İslami kesim en temelde şu özeleştiri ve muhasebeyi yapmalı; Türkiyeli Müslümanlar İslami mücadeleleri açısından ortaya çıkan imkânları ne ölçüde değerlendirdi veya değerlendiriyor? Yolsuzluklarla adı anılan AK Parti kadrolarıyla ilgili haklı olarak yöneltilen eleştirilerle birlikte, acaba kendilerinin iktidarla siyasal ve ekonomik ilişkileri, tüketim alışkanlıkları ve modern yaşamın popülist kuşatmalarıyla ilgili ne kadar özeleştiri yapıyorlar?
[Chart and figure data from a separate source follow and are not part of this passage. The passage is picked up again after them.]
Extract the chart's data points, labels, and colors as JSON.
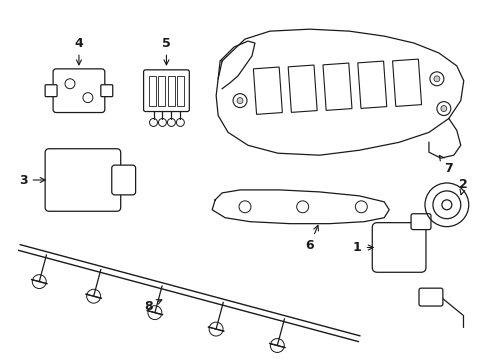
{
  "background_color": "#ffffff",
  "line_color": "#1a1a1a",
  "fig_width": 4.9,
  "fig_height": 3.6,
  "dpi": 100
}
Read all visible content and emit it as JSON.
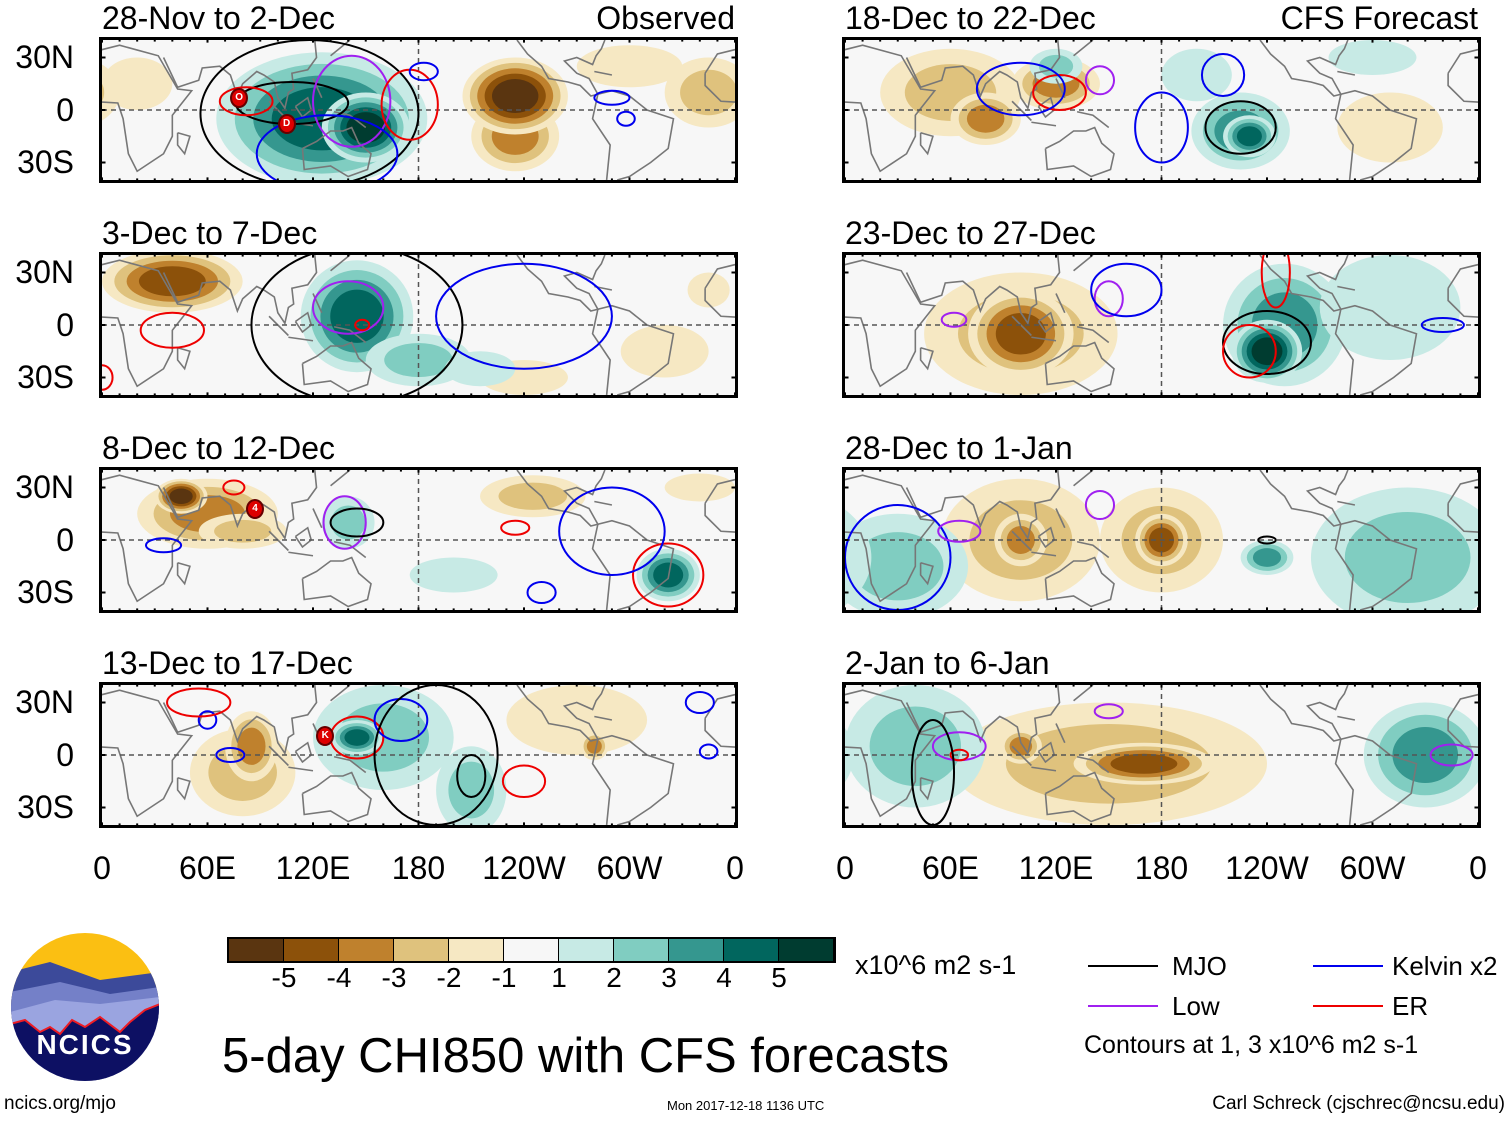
{
  "panels": [
    {
      "title": "28-Nov to 2-Dec",
      "label": "Observed",
      "anomalies": [
        [
          20,
          15,
          20,
          15,
          -1
        ],
        [
          345,
          10,
          25,
          20,
          -2
        ],
        [
          125,
          -5,
          60,
          38,
          4
        ],
        [
          150,
          -10,
          25,
          20,
          5
        ],
        [
          235,
          -15,
          25,
          20,
          -3
        ],
        [
          235,
          8,
          30,
          22,
          -5
        ],
        [
          300,
          25,
          30,
          12,
          -1
        ]
      ],
      "contours": [
        [
          "MJO",
          118,
          -2,
          62,
          42
        ],
        [
          "MJO",
          108,
          4,
          32,
          12
        ],
        [
          "Low",
          142,
          5,
          22,
          26
        ],
        [
          "Kelvin",
          128,
          -25,
          40,
          22
        ],
        [
          "ER",
          82,
          5,
          15,
          8
        ],
        [
          "ER",
          175,
          3,
          16,
          20
        ],
        [
          "Kelvin",
          183,
          22,
          8,
          5
        ],
        [
          "Kelvin",
          290,
          7,
          10,
          4
        ],
        [
          "Kelvin",
          298,
          -5,
          5,
          4
        ]
      ],
      "storms": [
        [
          "O",
          78,
          7
        ],
        [
          "D",
          105,
          -8
        ]
      ]
    },
    {
      "title": "3-Dec to 7-Dec",
      "label": "",
      "anomalies": [
        [
          40,
          25,
          40,
          18,
          -4
        ],
        [
          145,
          5,
          32,
          32,
          4
        ],
        [
          180,
          -20,
          30,
          15,
          2
        ],
        [
          320,
          -15,
          25,
          15,
          -1
        ],
        [
          240,
          -30,
          25,
          10,
          -1
        ],
        [
          215,
          -25,
          20,
          10,
          1
        ],
        [
          345,
          20,
          12,
          10,
          -1
        ]
      ],
      "contours": [
        [
          "MJO",
          145,
          0,
          60,
          45
        ],
        [
          "ER",
          40,
          -3,
          18,
          10
        ],
        [
          "Kelvin",
          240,
          5,
          50,
          30
        ],
        [
          "Low",
          140,
          10,
          20,
          15
        ],
        [
          "ER",
          0,
          -30,
          6,
          7
        ],
        [
          "ER",
          148,
          0,
          4,
          3
        ]
      ],
      "storms": []
    },
    {
      "title": "8-Dec to 12-Dec",
      "label": "",
      "anomalies": [
        [
          60,
          15,
          40,
          20,
          -3
        ],
        [
          45,
          25,
          15,
          10,
          -5
        ],
        [
          80,
          5,
          25,
          10,
          -2
        ],
        [
          140,
          10,
          15,
          15,
          2
        ],
        [
          245,
          25,
          30,
          12,
          -2
        ],
        [
          322,
          -20,
          18,
          15,
          4
        ],
        [
          200,
          -20,
          25,
          10,
          1
        ],
        [
          340,
          30,
          20,
          8,
          -1
        ]
      ],
      "contours": [
        [
          "ER",
          322,
          -20,
          20,
          18
        ],
        [
          "Kelvin",
          290,
          5,
          30,
          25
        ],
        [
          "Kelvin",
          250,
          -30,
          8,
          6
        ],
        [
          "ER",
          235,
          7,
          8,
          4
        ],
        [
          "Low",
          138,
          10,
          12,
          15
        ],
        [
          "MJO",
          145,
          10,
          15,
          8
        ],
        [
          "Kelvin",
          35,
          -3,
          10,
          4
        ],
        [
          "ER",
          75,
          30,
          6,
          4
        ]
      ],
      "storms": [
        [
          "4",
          87,
          18
        ]
      ]
    },
    {
      "title": "13-Dec to 17-Dec",
      "label": "",
      "anomalies": [
        [
          80,
          -10,
          30,
          25,
          -2
        ],
        [
          85,
          5,
          15,
          20,
          -3
        ],
        [
          160,
          10,
          40,
          30,
          2
        ],
        [
          145,
          10,
          15,
          10,
          4
        ],
        [
          210,
          -20,
          20,
          25,
          2
        ],
        [
          270,
          20,
          40,
          20,
          -1
        ],
        [
          280,
          5,
          8,
          8,
          -3
        ]
      ],
      "contours": [
        [
          "ER",
          145,
          10,
          15,
          12
        ],
        [
          "Kelvin",
          170,
          20,
          15,
          12
        ],
        [
          "MJO",
          190,
          0,
          35,
          40
        ],
        [
          "MJO",
          210,
          -12,
          8,
          12
        ],
        [
          "ER",
          240,
          -15,
          12,
          9
        ],
        [
          "Kelvin",
          340,
          30,
          8,
          6
        ],
        [
          "Kelvin",
          345,
          2,
          5,
          4
        ],
        [
          "Kelvin",
          73,
          0,
          8,
          4
        ],
        [
          "Kelvin",
          60,
          20,
          5,
          5
        ],
        [
          "ER",
          55,
          30,
          18,
          8
        ]
      ],
      "storms": [
        [
          "K",
          127,
          11
        ]
      ]
    },
    {
      "title": "18-Dec to 22-Dec",
      "label": "CFS Forecast",
      "anomalies": [
        [
          60,
          10,
          40,
          25,
          -2
        ],
        [
          120,
          15,
          25,
          15,
          -3
        ],
        [
          80,
          -5,
          20,
          15,
          -3
        ],
        [
          120,
          25,
          15,
          10,
          2
        ],
        [
          200,
          20,
          20,
          15,
          1
        ],
        [
          225,
          -12,
          28,
          22,
          3
        ],
        [
          230,
          -15,
          15,
          12,
          4
        ],
        [
          300,
          30,
          25,
          10,
          1
        ],
        [
          310,
          -10,
          30,
          20,
          -1
        ]
      ],
      "contours": [
        [
          "MJO",
          225,
          -10,
          20,
          15
        ],
        [
          "Kelvin",
          180,
          -10,
          15,
          20
        ],
        [
          "Kelvin",
          215,
          20,
          12,
          12
        ],
        [
          "Low",
          145,
          17,
          8,
          8
        ],
        [
          "ER",
          122,
          10,
          15,
          10
        ],
        [
          "Kelvin",
          100,
          12,
          25,
          15
        ]
      ],
      "storms": []
    },
    {
      "title": "23-Dec to 27-Dec",
      "label": "",
      "anomalies": [
        [
          100,
          -5,
          55,
          35,
          -2
        ],
        [
          100,
          -5,
          30,
          25,
          -4
        ],
        [
          250,
          0,
          35,
          35,
          3
        ],
        [
          240,
          -15,
          20,
          18,
          5
        ],
        [
          310,
          10,
          40,
          30,
          1
        ]
      ],
      "contours": [
        [
          "MJO",
          240,
          -10,
          25,
          18
        ],
        [
          "ER",
          230,
          -15,
          15,
          15
        ],
        [
          "ER",
          245,
          30,
          8,
          20
        ],
        [
          "Kelvin",
          340,
          0,
          12,
          4
        ],
        [
          "Low",
          150,
          15,
          8,
          10
        ],
        [
          "Low",
          62,
          3,
          7,
          4
        ],
        [
          "Kelvin",
          160,
          20,
          20,
          15
        ]
      ],
      "storms": []
    },
    {
      "title": "28-Dec to 1-Jan",
      "label": "",
      "anomalies": [
        [
          100,
          0,
          45,
          35,
          -2
        ],
        [
          100,
          0,
          15,
          15,
          -3
        ],
        [
          180,
          0,
          35,
          30,
          -2
        ],
        [
          180,
          0,
          15,
          15,
          -4
        ],
        [
          30,
          -15,
          40,
          30,
          2
        ],
        [
          320,
          -10,
          55,
          40,
          2
        ],
        [
          240,
          -10,
          15,
          10,
          3
        ]
      ],
      "contours": [
        [
          "Kelvin",
          30,
          -10,
          30,
          30
        ],
        [
          "Low",
          65,
          5,
          12,
          6
        ],
        [
          "Low",
          145,
          20,
          8,
          8
        ],
        [
          "MJO",
          240,
          0,
          5,
          2
        ]
      ],
      "storms": []
    },
    {
      "title": "2-Jan to 6-Jan",
      "label": "",
      "anomalies": [
        [
          150,
          -5,
          90,
          35,
          -2
        ],
        [
          170,
          -5,
          40,
          12,
          -4
        ],
        [
          100,
          5,
          12,
          10,
          -3
        ],
        [
          40,
          5,
          40,
          35,
          2
        ],
        [
          330,
          0,
          35,
          30,
          3
        ]
      ],
      "contours": [
        [
          "Low",
          65,
          5,
          15,
          8
        ],
        [
          "ER",
          65,
          0,
          5,
          3
        ],
        [
          "Low",
          150,
          25,
          8,
          4
        ],
        [
          "Low",
          345,
          0,
          12,
          6
        ],
        [
          "MJO",
          50,
          -10,
          12,
          30
        ]
      ],
      "storms": []
    }
  ],
  "lat_labels": [
    "30N",
    "0",
    "30S"
  ],
  "lon_labels": [
    "0",
    "60E",
    "120E",
    "180",
    "120W",
    "60W",
    "0"
  ],
  "colorbar": {
    "labels": [
      "-5",
      "-4",
      "-3",
      "-2",
      "-1",
      "1",
      "2",
      "3",
      "4",
      "5"
    ],
    "colors": [
      "#5a3510",
      "#8c510a",
      "#bf812d",
      "#dfc27d",
      "#f6e8c3",
      "#f7f7f7",
      "#c7eae5",
      "#80cdc1",
      "#35978f",
      "#01665e",
      "#003c30"
    ],
    "units": "x10^6 m2 s-1"
  },
  "legend": {
    "mjo": "MJO",
    "kelvin": "Kelvin x2",
    "low": "Low",
    "er": "ER",
    "note": "Contours at 1, 3 x10^6 m2 s-1"
  },
  "contour_colors": {
    "MJO": "#000000",
    "Kelvin": "#0000ee",
    "Low": "#a020f0",
    "ER": "#ee0000"
  },
  "title": "5-day CHI850 with CFS forecasts",
  "logo": {
    "text": "NCICS"
  },
  "url": "ncics.org/mjo",
  "timestamp": "Mon 2017-12-18 1136 UTC",
  "credit": "Carl Schreck (cjschrec@ncsu.edu)"
}
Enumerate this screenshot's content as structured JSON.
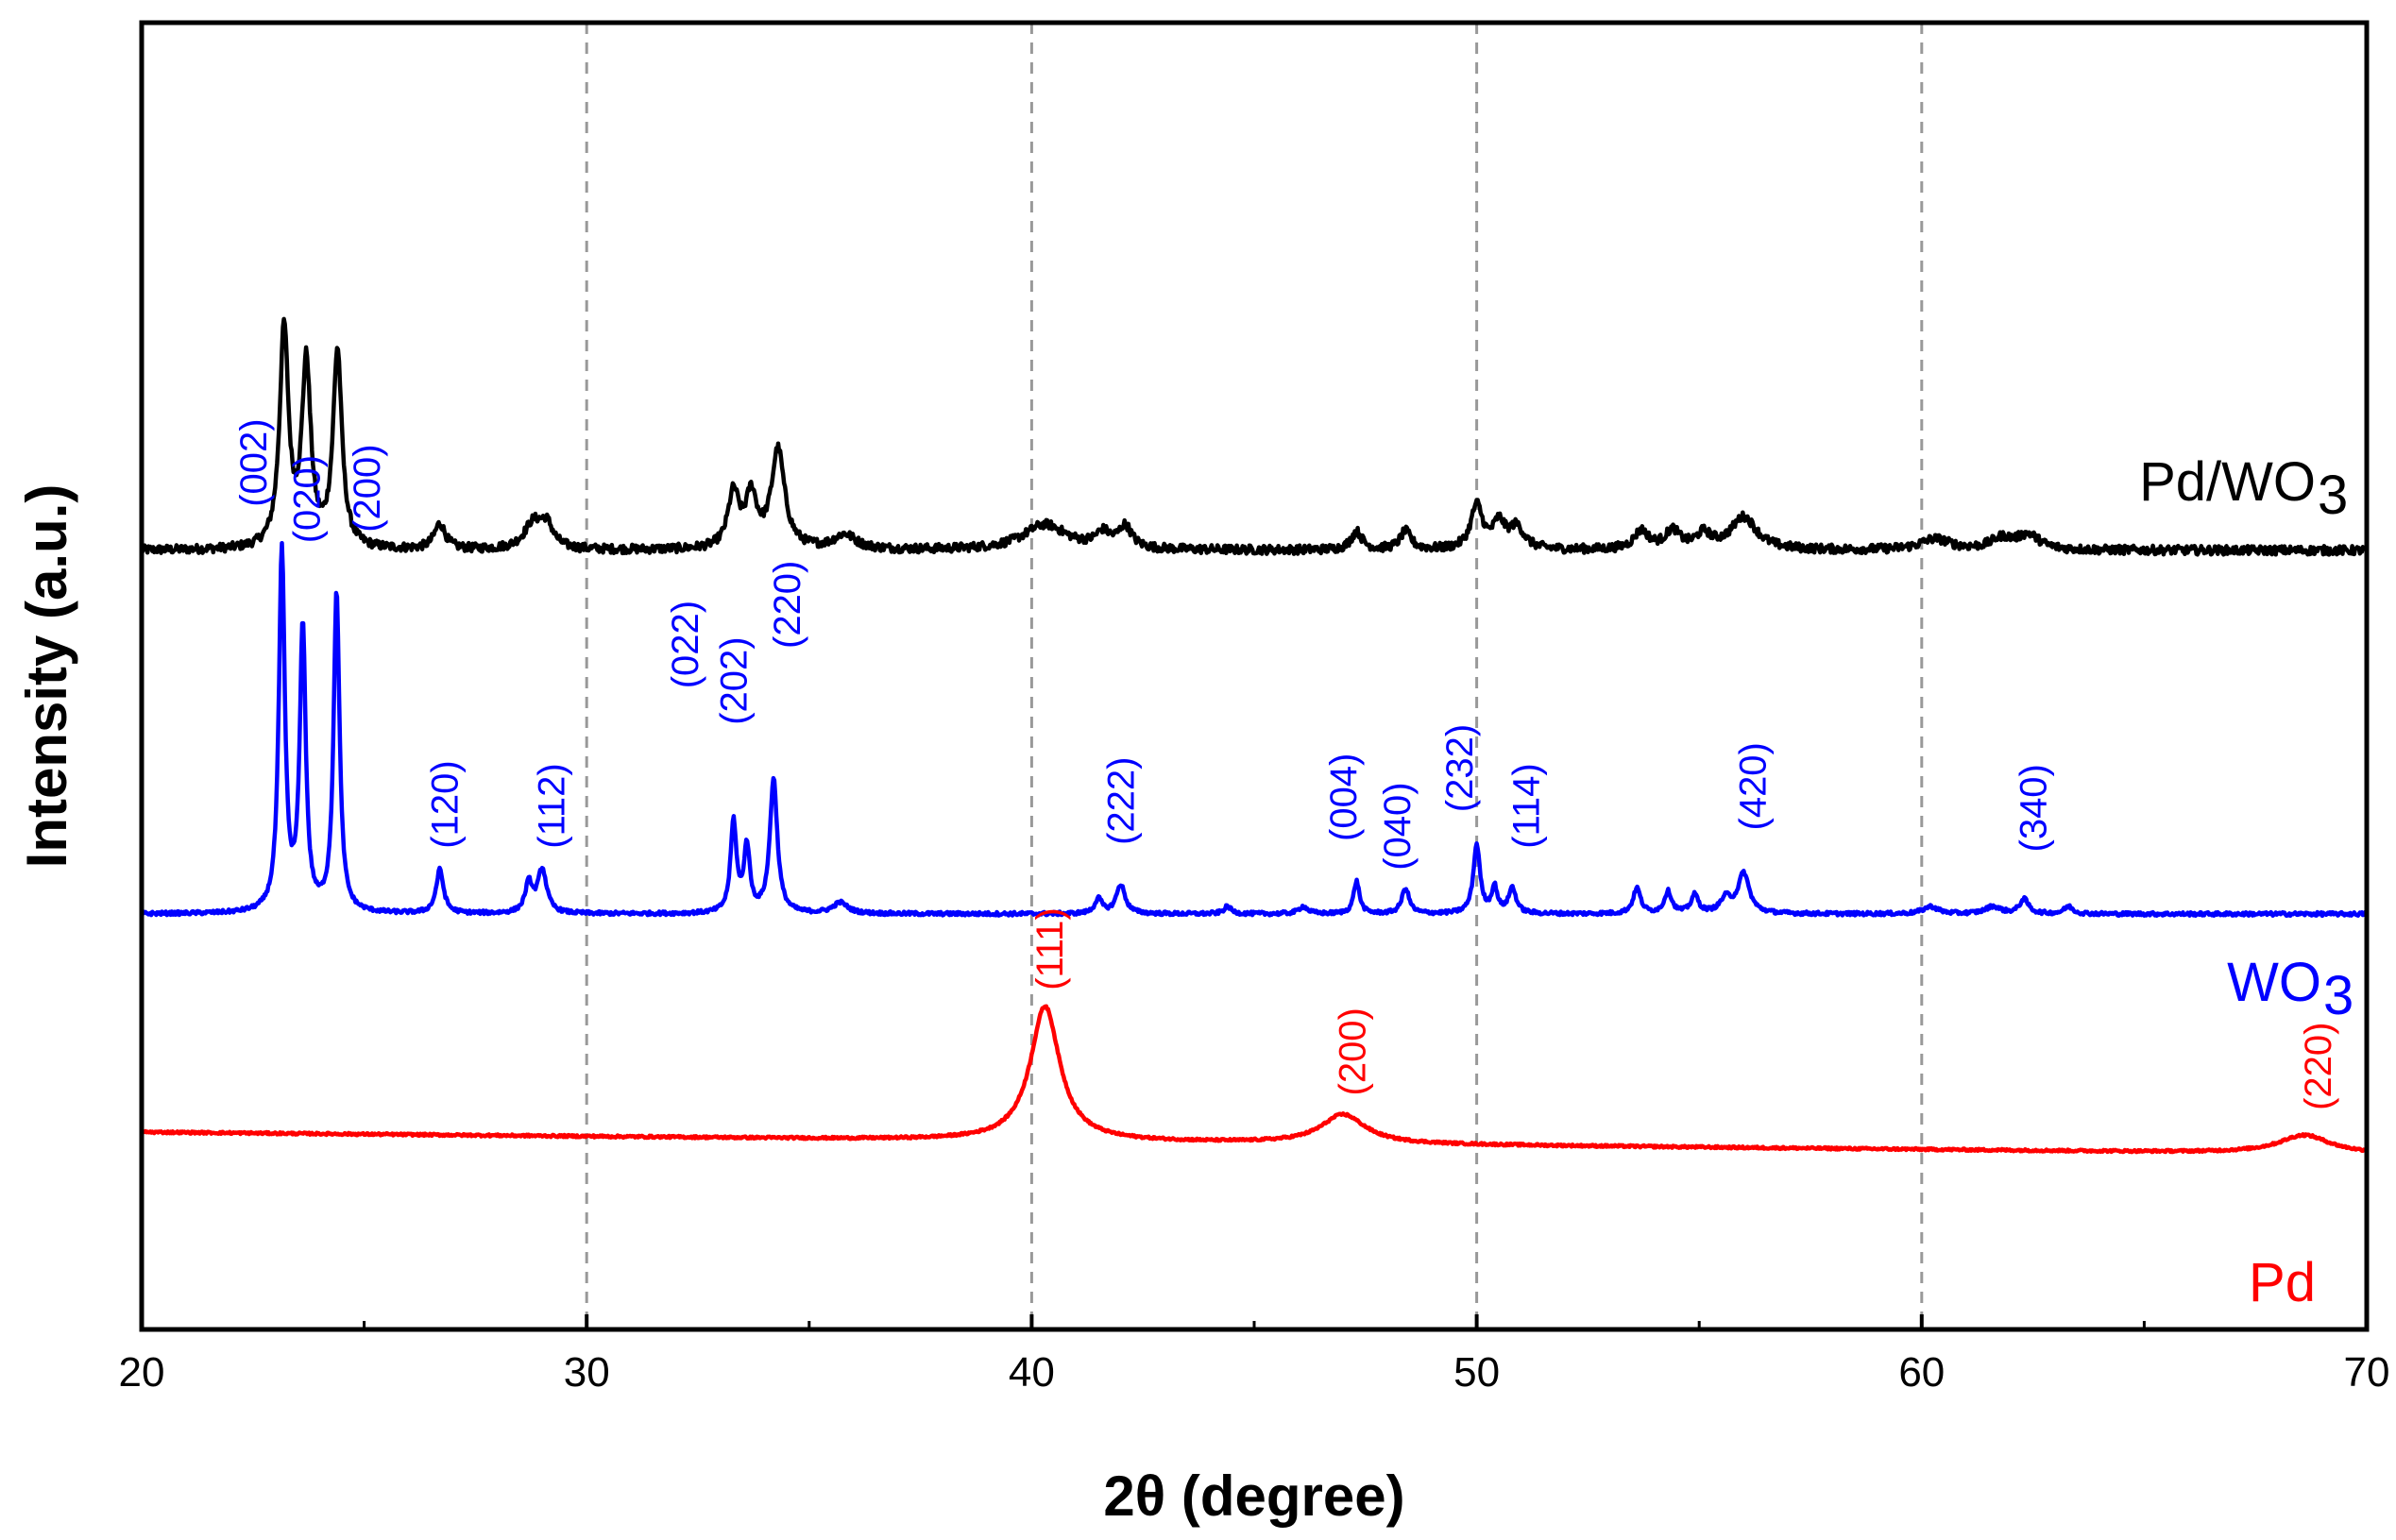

Medya programlarından tatil anlayışlarına, gençlerin İslami bilinçlerinin yeşertilmesinden cemaat ilişkilerine kadar acaba ne kadar İslami ahlaka uygun bir yaşam tarzı sergileniyor? İslami kesimi de belli oranda kuşatan yozlaşmaların temel müsebbibi AK Parti mi yoksa kendi zaaflarımız mı? İslami kesimin çözüm süreci ve Suriye meselesine olan ilgisinin neden AK Parti'nin gerisinde kaldığına dair bir özeleştiri var mı? İslami camianın, kendisinin iddia ettiği ancak yapmadığı ve AK Parti'den beklediği icraatlar için eleştirme hakkı asla olamaz.
Rabbimiz bizlere, söylemleri ve eylemleri tutarlı muslihun adayları olarak can vermeyi nasip etsin. Âmin.